The industry supports the move to the "direct" approach of risk retention, but is concerned that it should be clear that the obligation only arises for entities involved in the securitisation and in respect of entities established in the EU.

It fully supports appropriate and balanced disclosure for STS that delivers meaningful value for investors and urge that the required information is suitably tailored according to the asset class. Reference should be made to work undertaken in the context of discussions around Article 8(b) of the CRA Regulation, where appropriate, as well as to the existing ECB disclosure templates.

With regard to compliance with the STS framework, the industry fears that many of criteria, as currently described in the legislative proposal, could be subject to a degree of interpretation that is too wide, and could vary across different member states. Therefore, it strongly believe that there should be clarity, consistency, and speed in obtaining the STS designation, along with stability of the STS designation once obtained, in order for the framework to function.

It is essential that the new regime on retention and disclosure applies in respect of transactions established on or after the effective date of such regime only. The “grandfathering” of existing transactions should be extended as much as possible with regard to risk retention and disclosure requirements.

The associations strongly support urgent work on modifications to the CRR (including leverage ratio calculation) and Solvency II calibrations to much better reflect the actual and measurable risks involved in STS securitisations and create a level playing field amongst European capital market instruments of similar risk characteristics.

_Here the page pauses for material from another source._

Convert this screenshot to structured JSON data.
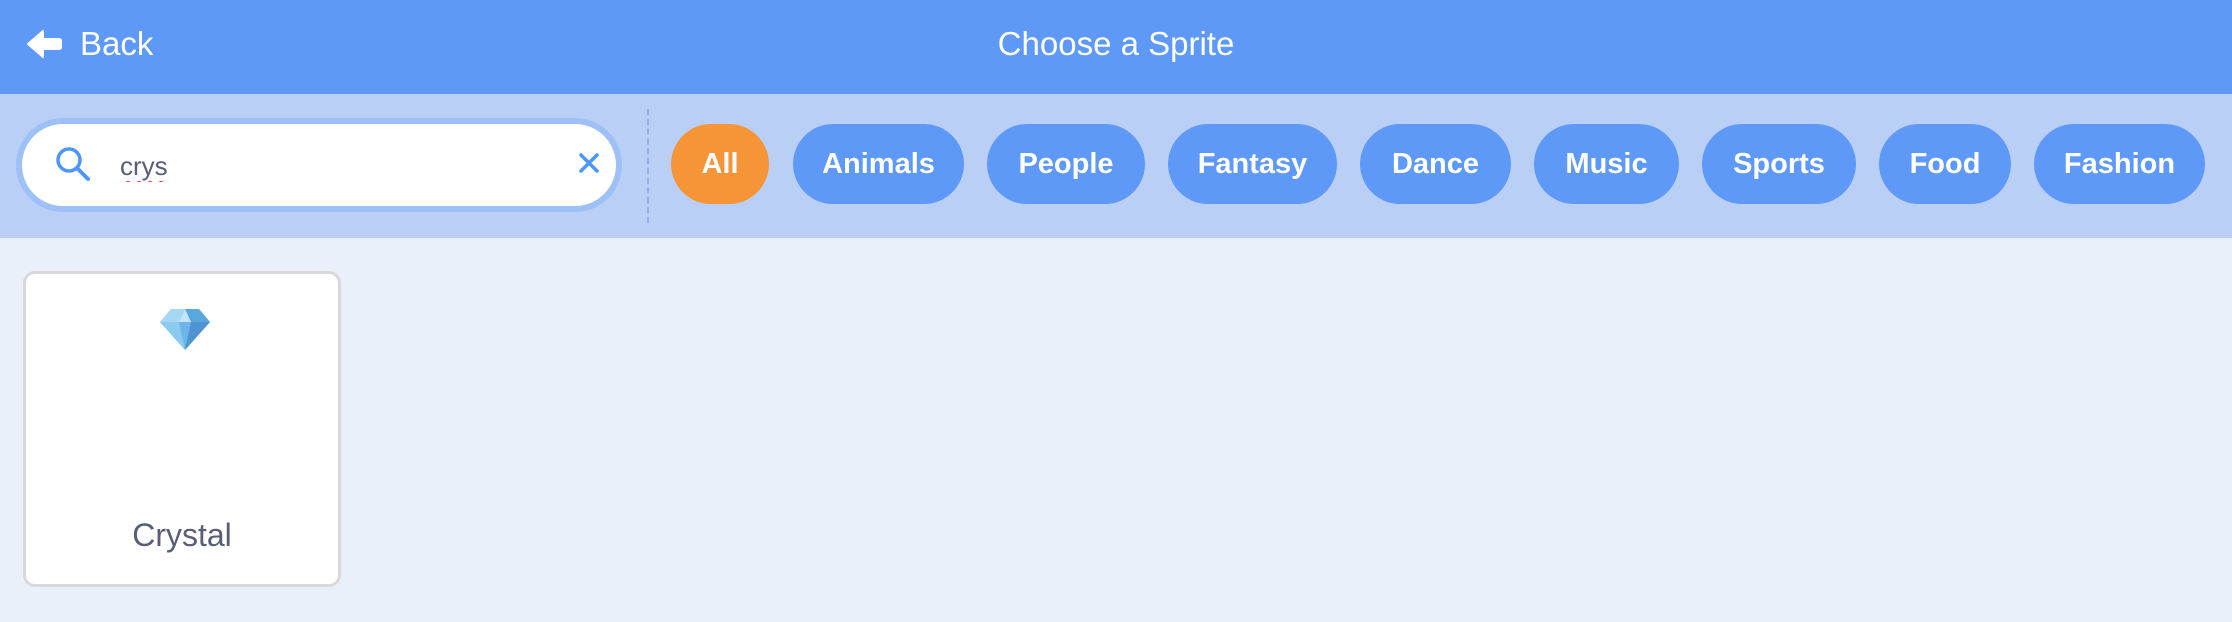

For the European securitisation market to revive on a safe and robust footing the new STS framework must be attractive for both issuers and investors whilst operating under a strong but fair and rational regulatory regime. The return of a robust investor base, both bank and non-bank, and including investors for every tranche, is essential. The market also needs a more level playing field with other fixed income instruments as well as sensible STS criteria and balanced regulations on capital and liquidity that recognise the strong performance of European securitisation through and since the crisis, as well as the additional strengths of simple transparent and standardised securitisation. The success of the STS framework depends as well on the stability of the label and the ability of the investors and issuers to rely on the STS designation.